The so-called political reforms will not remove the issue of youth unemployment; will not remove net disempowerment that has been the bane of the Arab world and its African cousin. What is worse, a pro-American leader seeking to reform the neo-colony can only defer Egypt's popular anger; he can never appease it. Which is what one finds baffling about Tsvangirai and his MDC-T crew who read history while standing on their heads. The mayhem in Tunisia and Egypt trapped his political alter egos, at the very least from the point of view of attitude towards the West, at the very least as protégés of the West. Even then the latest victims were better, more functional alter egos who did not require any massive hand holding that the American doctor called Dell prescribes for him. Yet they still fell or failed.

Mubarak al Gaddafi?
This piece will not speculate on President Mubaraki's fate. It is no site for clairvoyance. Equally, it will not wish for any outcome, something it finds repugnant. A people must choose its leadership, to deserve it soon after. But one thing is clear to me. Mubarak can now describe America's friendship and partnership with him. He feels cheated, betrayed. Far from being all-weather, America is for those good times when the demos are still in check, are less truculent. Should things change, should the mood get vile and militant, America will drop a Government, present its credential to a rabble in a riotous street, indeed will jettison a government for an a novel, nondescript, however inchoate. America cuts and runs. A surviving Mubarak can never be the Mubarak of America's yesteryears. He can only be an angry man who discovers his people through a hefty betrayal. May be not quite a Gaddafi, but something akin to what is happening in Libya by way of a leader who unleashes socially conscious public investments, well ahead of the crowning of his own son.

Welcome to Egypt, Mugabe.
In Egypt and Tunisia, American values face a monumental collapse and failure in a way that shall take a generation to recover and reocnstruct. Afghanistan and Iraq marked the epicentres of the rejection of political America by the Arab world, a rejection which needed American armies and arms to oppose. Today Tunisia and Egypt mark epicentres of the rejection of American economic and social model. The political and the economic have now met. It's a real fatwa, which is why Malraux may have been right after all. Except Egypt today has invented a cemetery for the burial of American neo-liberalism and its neo-colonial political superstructure.

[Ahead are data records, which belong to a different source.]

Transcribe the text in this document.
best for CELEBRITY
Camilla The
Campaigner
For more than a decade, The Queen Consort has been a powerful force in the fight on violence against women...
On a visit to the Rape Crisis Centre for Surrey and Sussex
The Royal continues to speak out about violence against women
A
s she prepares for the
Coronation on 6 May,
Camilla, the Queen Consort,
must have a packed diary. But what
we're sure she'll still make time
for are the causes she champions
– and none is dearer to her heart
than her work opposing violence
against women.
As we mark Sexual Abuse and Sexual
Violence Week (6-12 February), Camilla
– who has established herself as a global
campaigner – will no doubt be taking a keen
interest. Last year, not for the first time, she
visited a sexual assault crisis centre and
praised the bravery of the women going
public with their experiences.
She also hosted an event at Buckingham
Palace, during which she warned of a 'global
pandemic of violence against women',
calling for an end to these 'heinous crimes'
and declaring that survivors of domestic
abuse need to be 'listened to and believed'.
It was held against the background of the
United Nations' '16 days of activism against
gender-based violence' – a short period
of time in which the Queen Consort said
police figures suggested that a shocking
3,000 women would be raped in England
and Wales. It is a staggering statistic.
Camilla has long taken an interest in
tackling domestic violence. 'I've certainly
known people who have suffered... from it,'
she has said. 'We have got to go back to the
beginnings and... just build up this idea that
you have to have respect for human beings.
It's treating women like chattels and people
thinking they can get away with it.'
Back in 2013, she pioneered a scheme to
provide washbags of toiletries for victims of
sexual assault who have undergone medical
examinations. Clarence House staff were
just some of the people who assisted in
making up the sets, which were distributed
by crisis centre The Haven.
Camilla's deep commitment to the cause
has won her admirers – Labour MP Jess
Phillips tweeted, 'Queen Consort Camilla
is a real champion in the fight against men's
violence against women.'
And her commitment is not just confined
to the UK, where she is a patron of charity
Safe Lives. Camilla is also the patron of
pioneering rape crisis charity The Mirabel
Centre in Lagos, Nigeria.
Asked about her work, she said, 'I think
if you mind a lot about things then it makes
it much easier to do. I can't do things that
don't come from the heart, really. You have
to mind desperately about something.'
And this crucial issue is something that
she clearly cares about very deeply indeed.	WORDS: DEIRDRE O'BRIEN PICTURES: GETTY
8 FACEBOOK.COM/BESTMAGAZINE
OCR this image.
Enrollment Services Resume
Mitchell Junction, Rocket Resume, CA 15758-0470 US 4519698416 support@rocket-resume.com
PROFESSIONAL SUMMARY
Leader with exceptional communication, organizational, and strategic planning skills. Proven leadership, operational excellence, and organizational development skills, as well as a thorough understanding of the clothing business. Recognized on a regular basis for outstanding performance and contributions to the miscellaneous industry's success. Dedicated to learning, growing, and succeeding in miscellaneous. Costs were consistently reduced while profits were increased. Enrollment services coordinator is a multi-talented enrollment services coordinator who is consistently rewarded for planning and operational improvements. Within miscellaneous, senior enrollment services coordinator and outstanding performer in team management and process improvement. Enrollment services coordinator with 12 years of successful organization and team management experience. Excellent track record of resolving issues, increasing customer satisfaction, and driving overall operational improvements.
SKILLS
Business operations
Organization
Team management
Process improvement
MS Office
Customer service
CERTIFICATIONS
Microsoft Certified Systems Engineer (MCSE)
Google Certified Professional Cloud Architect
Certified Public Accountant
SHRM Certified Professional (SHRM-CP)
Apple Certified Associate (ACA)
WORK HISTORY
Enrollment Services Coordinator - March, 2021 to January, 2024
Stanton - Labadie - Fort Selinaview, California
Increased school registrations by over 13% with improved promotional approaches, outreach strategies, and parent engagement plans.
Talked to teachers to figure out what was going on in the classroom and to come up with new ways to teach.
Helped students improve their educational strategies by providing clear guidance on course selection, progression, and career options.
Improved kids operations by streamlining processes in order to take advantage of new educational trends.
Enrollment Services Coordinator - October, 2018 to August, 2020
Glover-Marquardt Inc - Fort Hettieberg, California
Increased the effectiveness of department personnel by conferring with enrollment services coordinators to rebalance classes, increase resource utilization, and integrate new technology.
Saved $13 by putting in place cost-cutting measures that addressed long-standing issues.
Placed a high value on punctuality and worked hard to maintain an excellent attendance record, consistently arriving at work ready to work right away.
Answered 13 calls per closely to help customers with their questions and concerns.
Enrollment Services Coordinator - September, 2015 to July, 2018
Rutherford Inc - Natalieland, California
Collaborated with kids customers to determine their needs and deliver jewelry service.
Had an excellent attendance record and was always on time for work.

We now have a new weapon in the fight against imperialism, a new arena. True, imperialism may very well buy another day through Moussa, el Baradei, Mubarak or some such made-in-America leader. But the people have tested street power and now know how to enforce notice. The American project in the Arab world can only collapse and die. Such an odious, vampire-like system does not deserve the grand pyramid of Egyptian kings. Only a dirty graveyard which is what Egypt has now invented for manking. In the meantime, welcome to Egypt, Comrade President Mugabe, welcome to a second Egypt of Nasser, indeed the Egypt of militant Afro-Arab solidarity. Icho!